Ozone architecture
Overview
Apache Ozone (O3) is a distributed key/value object storage that is optimized for working with both Hadoop services and S3 storages. It’s highly scalable, can share the same cluster and security policies with HDFS, and is capable of effectively handling files no matter the size.
Ozone’s main advantages:
-
Unlike the HDFS file system, Ozone is designed to work effectively with a big number of small files.
-
Integrates well with Hadoop services, such as Hive, Spark, MapReduce, Kerberos, and the Apache Ranger framework.
-
Supports working with remote object storages via Amazon S3 API.
-
Able to work with container environments such as Kubernetes and YARN.
Concepts
Ozone is based on the following components:
-
Blocks
Same as in HDFS, blocks are the basic unit of storage. Each file in the system is comprised of blocks. In Ozone, the default block size is 256 MB.
-
Containers
A container is a group of blocks that is replicated as a single unit.
-
Keys
A key is a marker that indicates which blocks belong to a particular file. The keys act as file IDs for all data operations by clients.
-
Buckets
A bucket is a directory in terms of Ozone. Buckets can contain any number of keys, but cannot contain other buckets.
-
Volume
A volume is a home directory of a user in Ozone, which can only be created by an administrator. Ozone namespace can contain any number of volumes. Once a volume for a user has been created, the user can create buckets that belong to that volume.
Components
Ozone architecture is based on the following components:
-
Ozone Manager
A system service that manages the namespace in the same manner as the HDFS NameNode. It records the blocks located on the DataNodes and provides the IDs of the blocks when requested.
-
Ozone Storage Container Manager
A system service that manages the containers. It allocates blocks and assigns them to DataNodes. Clients read and write these blocks directly. Container Manager keeps track of all the block replicas. If there is a loss of data or a disk, Container Manager detects it and instructs data nodes to make copies of the missing blocks to ensure high availability.
-
Ozone DataNode
The Ozone service that aggregates blocks into storage containers.
-
Ozone Recon
Ozone Recon Server interacts with all other Ozone components and provides a unified management API and user interface.
Data operations
Ozone has three main functional layers:
-
The metadata data layer, controlled by Ozone Manager and Storage Container Manager.
-
The data storage layer, controlled by Ozone DataNodes.
-
The replication layer, controlled by Apache Ratis and used to replicate metadata.
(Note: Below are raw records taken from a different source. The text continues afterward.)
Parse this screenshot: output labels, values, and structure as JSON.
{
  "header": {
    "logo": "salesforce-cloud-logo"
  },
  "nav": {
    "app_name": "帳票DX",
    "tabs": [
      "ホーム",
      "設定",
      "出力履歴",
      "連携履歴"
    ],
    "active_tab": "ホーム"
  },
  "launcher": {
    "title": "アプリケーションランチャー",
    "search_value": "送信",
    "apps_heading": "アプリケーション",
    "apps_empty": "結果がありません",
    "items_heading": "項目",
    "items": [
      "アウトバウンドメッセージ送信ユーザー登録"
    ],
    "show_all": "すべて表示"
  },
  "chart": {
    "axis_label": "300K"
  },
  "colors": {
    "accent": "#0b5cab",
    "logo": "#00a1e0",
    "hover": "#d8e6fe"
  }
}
Below is the description of how these layers interact during read and write operations.
Write operation
In Ozone, a write operation goes through the following steps:
-
To write a file to Ozone, a client makes a request to Ozone Manager. The request contains information about the bucket and volume, where the key will be created.
-
To allocate the blocks for the new key, Ozone Manager sends a request to Storage Container Manager.
-
Storage Container Manager allocates the blocks on the DataNodes and returns their IDs to Ozone Manager.
-
Ozone Manager records the metadata and returns the block token (a security permission to write data to the block) to the client.
-
The client uses the block token and writes data to the DataNode.